I highly recommend reading both Klein’s and streiff’s essays in their entirety, as they frame the two possible approaches to walking away from a deal, along with Drew M’s “Let it Burn” argument. Klein says the GOP should just pass an extension of the Bush tax cuts for everyone below $250,000, dare Obama and Harry Reid to oppose them, and leave town; streiff argues that Republicans should just let the whole cliff go into effect, tax hikes and all, because the cliff includes cuts the GOP couldn’t get at the bargaining table; Drew argues that voters simply need to see the consequences of electing Obama. I think Klein has the better argument, the one that places Republicans in the position George Washington would have appreciated: having retreated to more defensible terrain where they can use their leverage over the remaining hostage (the debt limit) to ransom the defense cuts and perhaps get some additional modest concessions, while making clear that it was the Democrats alone who chose to raise taxes. It now appears that Boehner is pushing a “Plan B” that could do something like that – making the Bush tax cuts permanent for everyone below $1 million.
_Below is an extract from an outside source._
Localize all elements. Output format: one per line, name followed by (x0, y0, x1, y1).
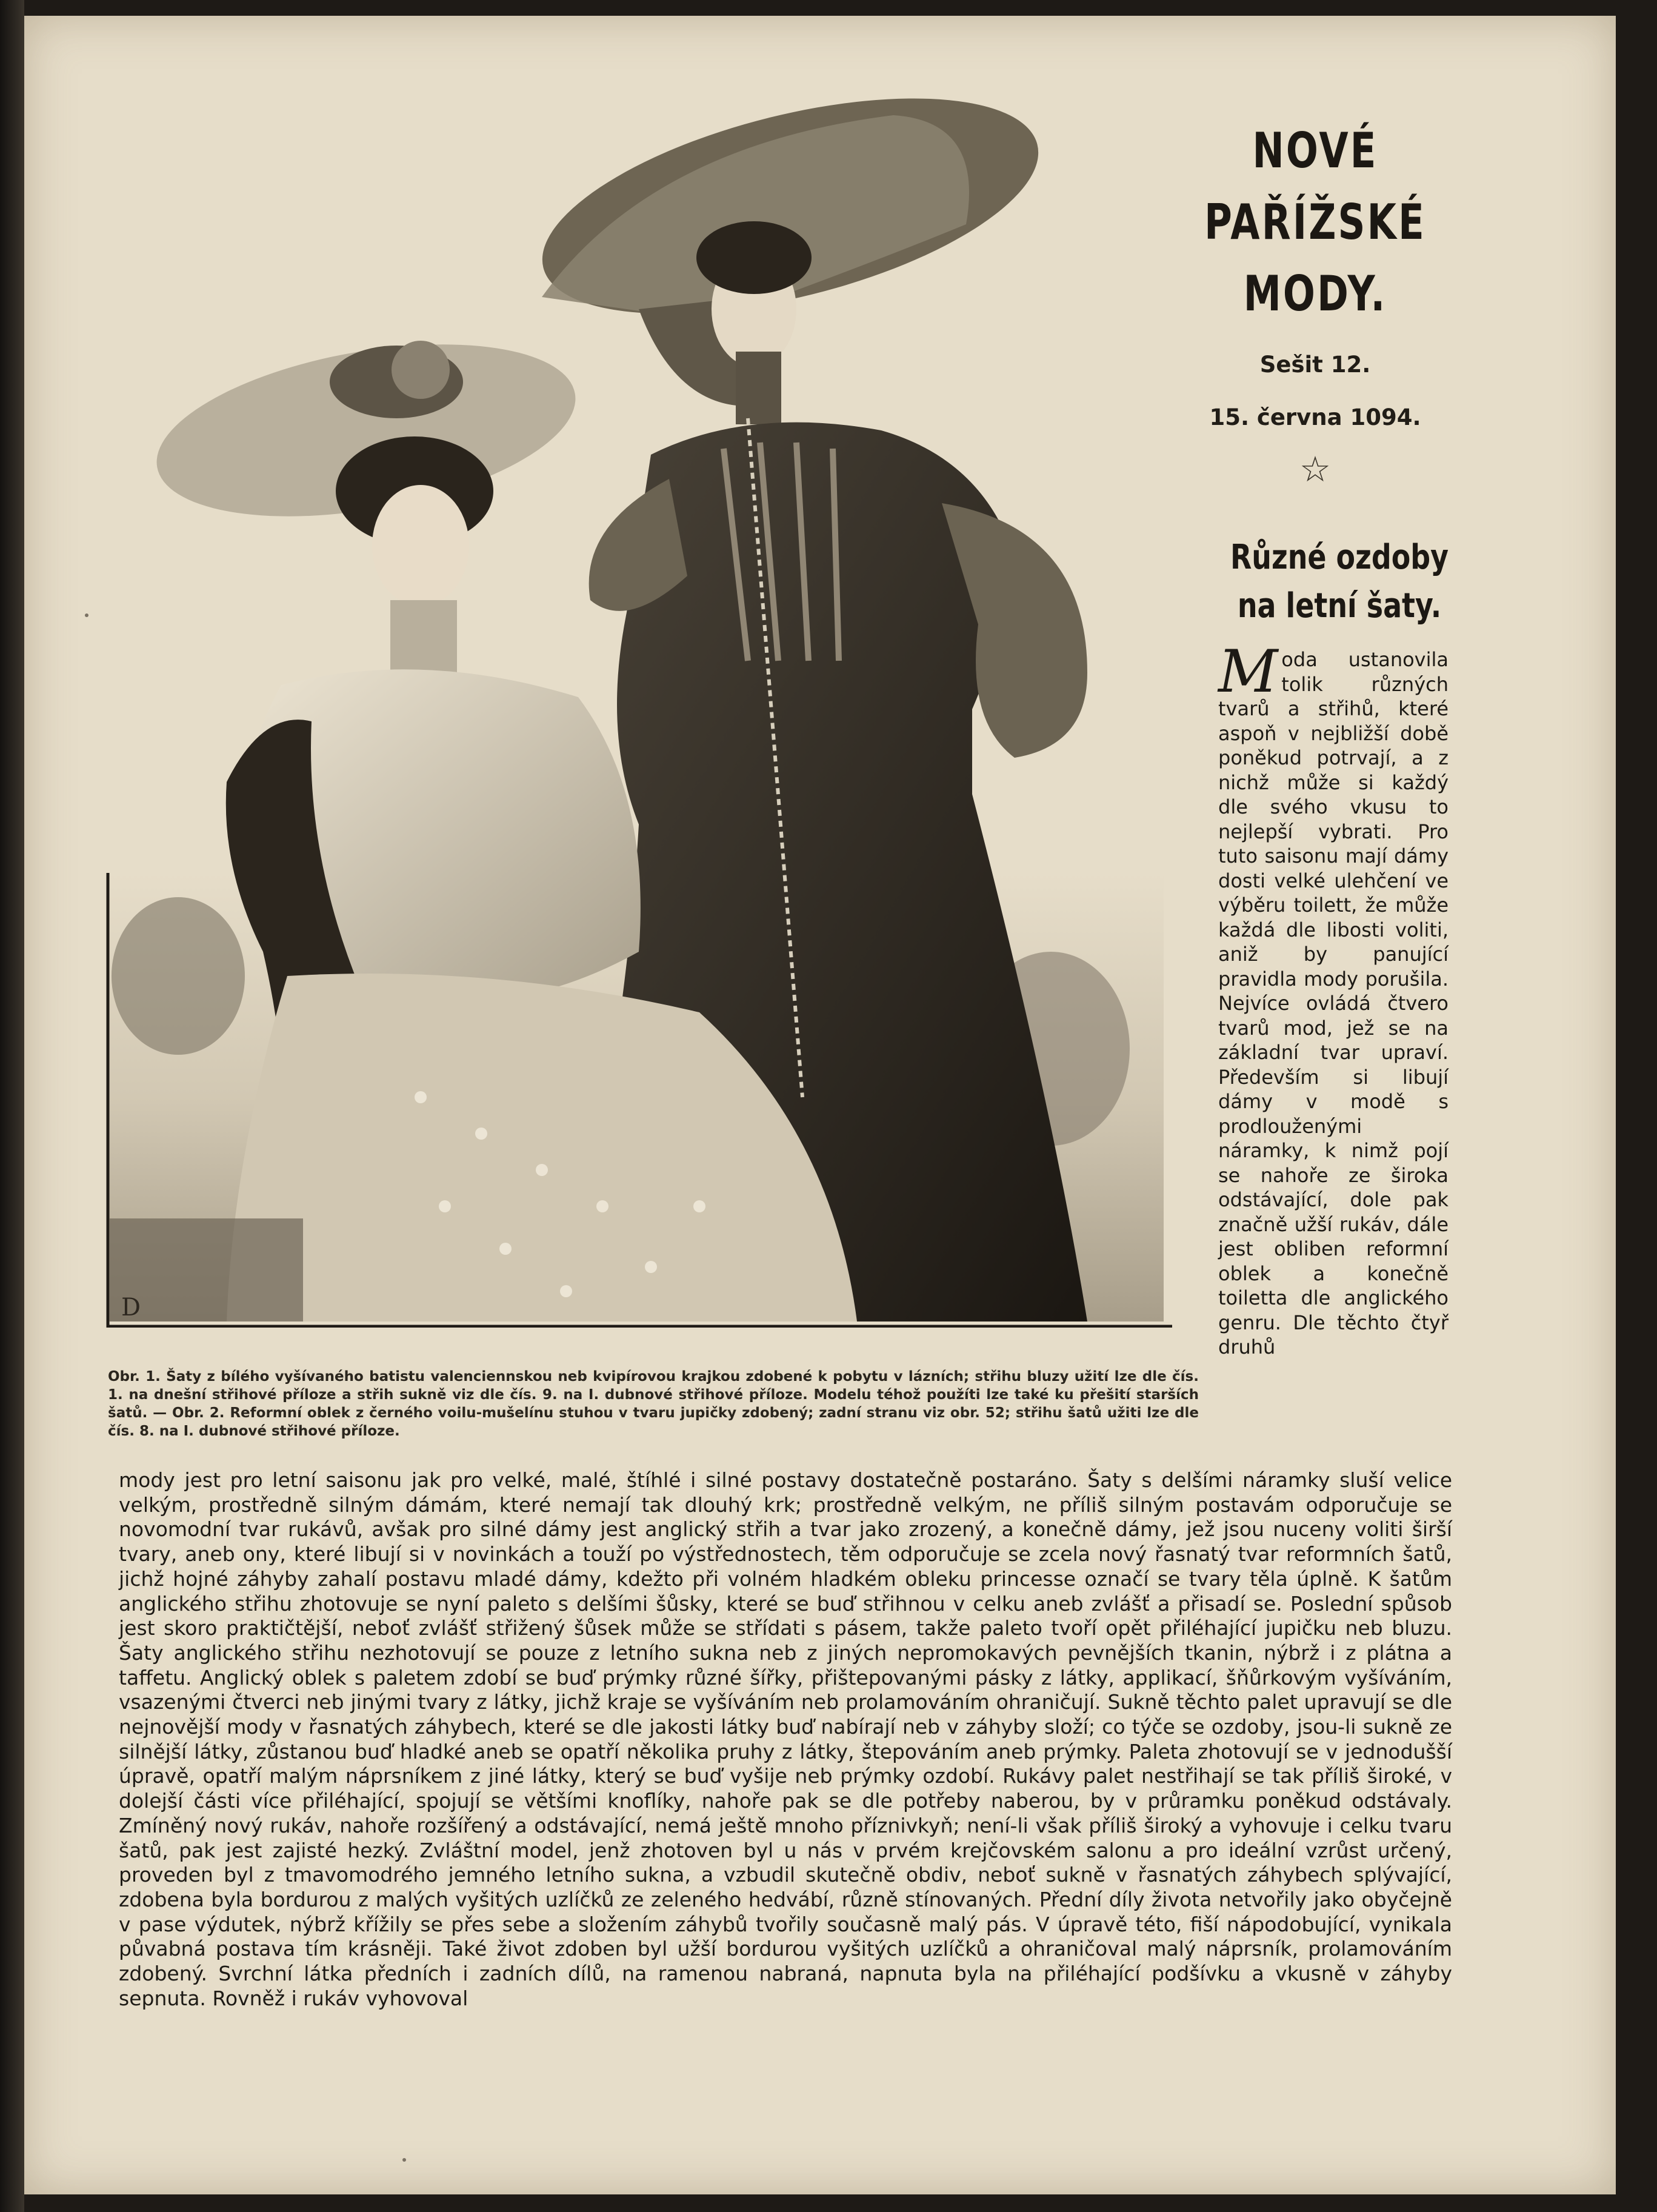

Of course, a retreat does not mean the end of the fight. And while Republicans do not have great leverage, they still have an advantage that gets undercovered by the media: the Democratic camp itself is divided on what it can and can’t swallow. For example, Obama may be willing to accept letting the payroll tax cut expire, a move that is deeply unpopular with base groups like MoveOn.Org. Senate Democrats are also divided over “Chained CPI,” a method of restraining the growth of Social Security benefits. But the George Washington approach – engage, retreat, maneuver, and make the Democrats show their cards – is a better way to tease out those divisions than either a suicidal last stand or an abject surrender.

Why You Can’t Trade Taxes For Spending

Should Republicans trade tax hikes for spending cuts? Much of the debate over the current fiscal cliff standoff centers around discussions of “ratios”: Republicans will agree to X dollars of tax hikes, Democrats will agree to Y dollars of spending cuts, and so forth.
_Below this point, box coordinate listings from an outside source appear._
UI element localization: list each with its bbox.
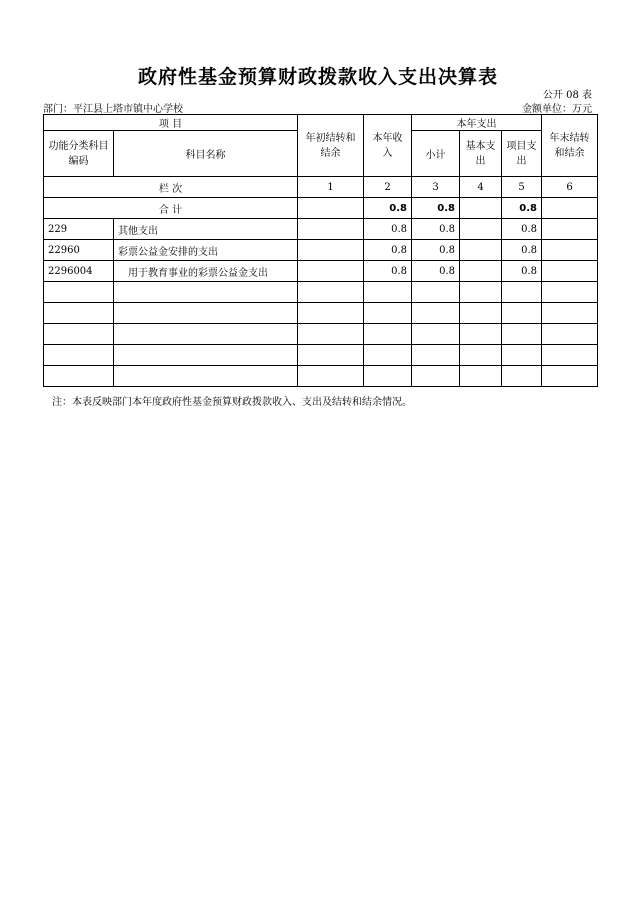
row-project: 0.8 bbox=[502, 219, 542, 240]
row-begin bbox=[298, 324, 364, 345]
row-project: 0.8 bbox=[502, 240, 542, 261]
row-basic bbox=[460, 324, 502, 345]
row-code: 2296004 bbox=[44, 261, 114, 282]
row-basic bbox=[460, 366, 502, 387]
row-end bbox=[542, 219, 598, 240]
row-name bbox=[114, 345, 298, 366]
amount-unit-label: 金额单位：万元 bbox=[522, 104, 592, 115]
row-code: 229 bbox=[44, 219, 114, 240]
row-name bbox=[114, 324, 298, 345]
row-begin bbox=[298, 219, 364, 240]
department-label: 部门：平江县上塔市镇中心学校 bbox=[43, 104, 183, 115]
row-project: 0.8 bbox=[502, 261, 542, 282]
column-number-label: 栏 次 bbox=[44, 177, 298, 198]
row-name bbox=[114, 303, 298, 324]
row-subtotal: 0.8 bbox=[412, 261, 460, 282]
row-income bbox=[364, 345, 412, 366]
row-end bbox=[542, 366, 598, 387]
header-row-1 bbox=[44, 115, 598, 131]
row-end bbox=[542, 345, 598, 366]
header-code: 功能分类科目编码 bbox=[44, 131, 114, 177]
total-label: 合 计 bbox=[44, 198, 298, 219]
row-project bbox=[502, 303, 542, 324]
row-basic bbox=[460, 261, 502, 282]
row-income bbox=[364, 324, 412, 345]
row-subtotal bbox=[412, 324, 460, 345]
column-number: 5 bbox=[502, 177, 542, 198]
row-subtotal: 0.8 bbox=[412, 219, 460, 240]
header-basic: 基本支出 bbox=[460, 131, 502, 177]
column-number: 4 bbox=[460, 177, 502, 198]
row-end bbox=[542, 324, 598, 345]
table-row bbox=[44, 261, 598, 282]
total-project: 0.8 bbox=[502, 198, 542, 219]
row-basic bbox=[460, 345, 502, 366]
row-end bbox=[542, 282, 598, 303]
table-row bbox=[44, 366, 598, 387]
header-subtotal: 小计 bbox=[412, 131, 460, 177]
row-code bbox=[44, 366, 114, 387]
row-begin bbox=[298, 261, 364, 282]
total-subtotal: 0.8 bbox=[412, 198, 460, 219]
row-end bbox=[542, 261, 598, 282]
row-name bbox=[114, 366, 298, 387]
row-income: 0.8 bbox=[364, 261, 412, 282]
header-end-balance: 年末结转和结余 bbox=[542, 115, 598, 177]
total-income: 0.8 bbox=[364, 198, 412, 219]
row-begin bbox=[298, 282, 364, 303]
header-expense-group: 本年支出 bbox=[412, 115, 542, 131]
row-begin bbox=[298, 345, 364, 366]
row-project bbox=[502, 345, 542, 366]
fund-budget-table bbox=[43, 114, 598, 387]
row-basic bbox=[460, 219, 502, 240]
total-end bbox=[542, 198, 598, 219]
row-income bbox=[364, 282, 412, 303]
table-row bbox=[44, 345, 598, 366]
column-number: 2 bbox=[364, 177, 412, 198]
column-number: 3 bbox=[412, 177, 460, 198]
row-subtotal bbox=[412, 282, 460, 303]
row-income: 0.8 bbox=[364, 240, 412, 261]
form-number: 公开 08 表 bbox=[542, 90, 592, 101]
row-project bbox=[502, 366, 542, 387]
report-title: 政府性基金预算财政拨款收入支出决算表 bbox=[137, 66, 498, 88]
row-name: 其他支出 bbox=[114, 219, 298, 240]
row-income bbox=[364, 366, 412, 387]
table-row bbox=[44, 324, 598, 345]
header-name: 科目名称 bbox=[114, 131, 298, 177]
row-subtotal bbox=[412, 345, 460, 366]
table-row bbox=[44, 240, 598, 261]
row-name bbox=[114, 282, 298, 303]
header-begin-balance: 年初结转和结余 bbox=[298, 115, 364, 177]
row-code bbox=[44, 303, 114, 324]
row-begin bbox=[298, 366, 364, 387]
total-row bbox=[44, 198, 598, 219]
row-income bbox=[364, 303, 412, 324]
row-project bbox=[502, 282, 542, 303]
row-begin bbox=[298, 303, 364, 324]
row-name: 彩票公益金安排的支出 bbox=[114, 240, 298, 261]
row-subtotal: 0.8 bbox=[412, 240, 460, 261]
row-code bbox=[44, 345, 114, 366]
total-basic bbox=[460, 198, 502, 219]
header-project: 项目支出 bbox=[502, 131, 542, 177]
row-code: 22960 bbox=[44, 240, 114, 261]
row-project bbox=[502, 324, 542, 345]
row-end bbox=[542, 240, 598, 261]
header-income: 本年收入 bbox=[364, 115, 412, 177]
row-basic bbox=[460, 303, 502, 324]
row-code bbox=[44, 282, 114, 303]
row-code bbox=[44, 324, 114, 345]
row-end bbox=[542, 303, 598, 324]
column-number: 1 bbox=[298, 177, 364, 198]
row-subtotal bbox=[412, 303, 460, 324]
column-number-row bbox=[44, 177, 598, 198]
footnote: 注：本表反映部门本年度政府性基金预算财政拨款收入、支出及结转和结余情况。 bbox=[52, 397, 412, 408]
row-subtotal bbox=[412, 366, 460, 387]
row-basic bbox=[460, 282, 502, 303]
row-begin bbox=[298, 240, 364, 261]
table-row bbox=[44, 282, 598, 303]
total-begin bbox=[298, 198, 364, 219]
row-income: 0.8 bbox=[364, 219, 412, 240]
table-row bbox=[44, 303, 598, 324]
header-item: 项 目 bbox=[44, 115, 298, 131]
row-name: 用于教育事业的彩票公益金支出 bbox=[114, 261, 298, 282]
column-number: 6 bbox=[542, 177, 598, 198]
table-row bbox=[44, 219, 598, 240]
row-basic bbox=[460, 240, 502, 261]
Much of this discussion is based on numbers that are misleading or worse, because Washington doesn’t calculate taxes and spending the same way. A tax hike will raise real, immediate costs on real taxpayers, whether or not it actually raises any more revenue. The targets of a tax hike are citizens, who do not have a choice whether to obey. By contrast, a “spending cut” may simply involve altering future projections of the rate of increase of spending, and thus agreements to cut spending rarely actually result in less spending. And the targets of such spending cuts are future Congresses, who can disregard them at will; they’re not binding.
The only real equivalents to tax hikes are (1) complete elimination of federal spending programs or (2) changes in the eligibility criteria or benefits formulas for entitlement programs. There are fair arguments about the best GOP strategy in managing the tax debate, but if a negotiated agreement is to be reached that will require Republican votes to pass, Republicans should not even consider agreeing to trade tax hikes in exchange for anything less.